4.  

1. (b) Hint: The vector x is in both R(A) and $N\left(A^T\right)$

5. Hint: If ϕ is the angle between Qx and Qy and θ is the angle between x and y, show that $\text{cos }\varphi =\text{cos }\theta$.

9.  

1. (a) Hint: Show that if ${\mathbf{q}}_j$ is the jth column vector of Q then ${\mathbf{q}}_j$ is in $N\left(A^T\right)$ and show that $P\mathbf{\text{x = 0}}$ for any vector x in $N\left(A^T\right)$.

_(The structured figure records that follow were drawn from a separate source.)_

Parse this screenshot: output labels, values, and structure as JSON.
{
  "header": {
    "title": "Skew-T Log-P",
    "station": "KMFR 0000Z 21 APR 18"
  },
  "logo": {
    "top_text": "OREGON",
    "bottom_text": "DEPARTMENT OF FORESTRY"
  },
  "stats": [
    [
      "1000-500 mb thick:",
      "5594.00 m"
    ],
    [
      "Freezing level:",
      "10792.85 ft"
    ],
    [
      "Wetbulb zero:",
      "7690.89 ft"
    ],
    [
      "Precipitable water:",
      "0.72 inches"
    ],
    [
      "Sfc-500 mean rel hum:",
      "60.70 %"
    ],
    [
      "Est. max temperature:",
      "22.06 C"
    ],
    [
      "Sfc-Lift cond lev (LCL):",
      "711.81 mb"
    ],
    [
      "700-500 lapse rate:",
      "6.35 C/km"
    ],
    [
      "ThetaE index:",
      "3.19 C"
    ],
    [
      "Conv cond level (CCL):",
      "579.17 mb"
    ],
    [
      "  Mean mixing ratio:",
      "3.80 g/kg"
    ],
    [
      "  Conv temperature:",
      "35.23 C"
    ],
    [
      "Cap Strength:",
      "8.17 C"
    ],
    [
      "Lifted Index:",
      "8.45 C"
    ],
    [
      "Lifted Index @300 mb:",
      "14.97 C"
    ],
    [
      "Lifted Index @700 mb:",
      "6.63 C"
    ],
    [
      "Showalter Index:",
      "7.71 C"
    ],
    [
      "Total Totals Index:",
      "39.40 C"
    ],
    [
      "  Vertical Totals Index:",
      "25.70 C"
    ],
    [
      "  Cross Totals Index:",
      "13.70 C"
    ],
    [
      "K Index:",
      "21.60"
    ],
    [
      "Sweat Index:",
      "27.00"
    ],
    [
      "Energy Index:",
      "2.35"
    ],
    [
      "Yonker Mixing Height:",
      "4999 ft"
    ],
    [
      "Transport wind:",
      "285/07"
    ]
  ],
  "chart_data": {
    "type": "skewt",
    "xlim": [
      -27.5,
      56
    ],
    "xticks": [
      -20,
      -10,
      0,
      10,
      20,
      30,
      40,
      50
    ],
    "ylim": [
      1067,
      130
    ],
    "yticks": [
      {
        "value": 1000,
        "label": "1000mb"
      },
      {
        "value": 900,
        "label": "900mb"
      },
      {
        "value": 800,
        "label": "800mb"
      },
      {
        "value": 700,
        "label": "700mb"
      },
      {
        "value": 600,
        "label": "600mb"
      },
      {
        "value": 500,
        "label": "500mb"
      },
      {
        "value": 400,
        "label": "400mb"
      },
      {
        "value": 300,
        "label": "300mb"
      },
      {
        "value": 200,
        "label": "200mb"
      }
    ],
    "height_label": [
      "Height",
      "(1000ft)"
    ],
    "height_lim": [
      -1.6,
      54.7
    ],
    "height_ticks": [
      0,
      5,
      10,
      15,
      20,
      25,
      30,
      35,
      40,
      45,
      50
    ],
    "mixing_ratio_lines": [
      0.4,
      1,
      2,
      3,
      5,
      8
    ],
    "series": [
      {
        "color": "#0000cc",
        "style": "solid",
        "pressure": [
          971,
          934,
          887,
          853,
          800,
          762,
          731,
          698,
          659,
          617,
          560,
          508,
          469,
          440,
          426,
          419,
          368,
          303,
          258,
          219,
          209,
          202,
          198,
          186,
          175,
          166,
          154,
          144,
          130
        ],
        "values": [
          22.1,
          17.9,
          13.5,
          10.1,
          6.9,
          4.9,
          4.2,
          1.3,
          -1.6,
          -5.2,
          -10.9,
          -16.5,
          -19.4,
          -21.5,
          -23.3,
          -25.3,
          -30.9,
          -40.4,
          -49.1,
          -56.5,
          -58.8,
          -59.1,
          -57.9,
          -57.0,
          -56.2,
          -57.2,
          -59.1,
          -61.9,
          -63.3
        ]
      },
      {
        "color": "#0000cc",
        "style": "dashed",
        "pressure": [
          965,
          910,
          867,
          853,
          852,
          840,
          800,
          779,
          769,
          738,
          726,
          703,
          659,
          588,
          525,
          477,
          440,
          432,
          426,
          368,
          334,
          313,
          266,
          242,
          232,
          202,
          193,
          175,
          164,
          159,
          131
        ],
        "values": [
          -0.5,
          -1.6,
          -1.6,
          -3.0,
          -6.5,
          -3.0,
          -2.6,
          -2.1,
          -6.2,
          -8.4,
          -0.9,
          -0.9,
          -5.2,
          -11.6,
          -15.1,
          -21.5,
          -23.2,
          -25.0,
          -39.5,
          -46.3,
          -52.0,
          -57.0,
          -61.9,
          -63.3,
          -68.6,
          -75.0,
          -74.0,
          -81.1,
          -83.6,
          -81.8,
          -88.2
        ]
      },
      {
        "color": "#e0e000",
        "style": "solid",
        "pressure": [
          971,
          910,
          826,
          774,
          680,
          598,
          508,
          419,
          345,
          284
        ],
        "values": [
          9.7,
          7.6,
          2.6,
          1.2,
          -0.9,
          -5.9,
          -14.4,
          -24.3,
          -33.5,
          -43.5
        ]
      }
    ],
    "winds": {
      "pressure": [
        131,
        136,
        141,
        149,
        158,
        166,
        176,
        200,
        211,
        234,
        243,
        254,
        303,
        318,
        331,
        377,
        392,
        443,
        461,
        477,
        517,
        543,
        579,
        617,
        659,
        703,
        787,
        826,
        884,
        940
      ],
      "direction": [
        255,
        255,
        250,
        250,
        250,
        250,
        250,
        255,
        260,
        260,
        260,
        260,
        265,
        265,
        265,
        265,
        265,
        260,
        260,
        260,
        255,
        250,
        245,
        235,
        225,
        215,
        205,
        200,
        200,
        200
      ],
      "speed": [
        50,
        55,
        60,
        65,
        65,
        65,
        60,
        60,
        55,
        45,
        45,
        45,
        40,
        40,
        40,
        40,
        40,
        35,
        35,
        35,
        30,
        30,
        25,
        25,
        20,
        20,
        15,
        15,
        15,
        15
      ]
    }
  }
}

2. (b) Hint: If $\{{\mathbf{\text{u}}}_1,{\mathbf{\text{u}}}_2,{\mathbf{\text{u}}}_3,{\mathbf{\text{u}}}_4\}$ is an orthonormal basis for R(A) and $\{{\mathbf{\text{u}}}_5,{\mathbf{\text{u}}}_6,{\mathbf{\text{u}}}_7\}$ is an orthonormal basis for $N\left(A^T\right)$ and we set

   $$U_1=({\text{u}}_1,{\text{u}}_2,{\text{u}}_3,{\text{u}}_4)U_2=({\text{u}}_5,{\text{u}}_6,{\text{u}}_7)$$

   then $U=(U_1,U_2)$ is an orthogonal matrix.

11.  

1. (b) Hint: The vectors cos x and sin x are orthogonal, so you can use the Pythagorean Law.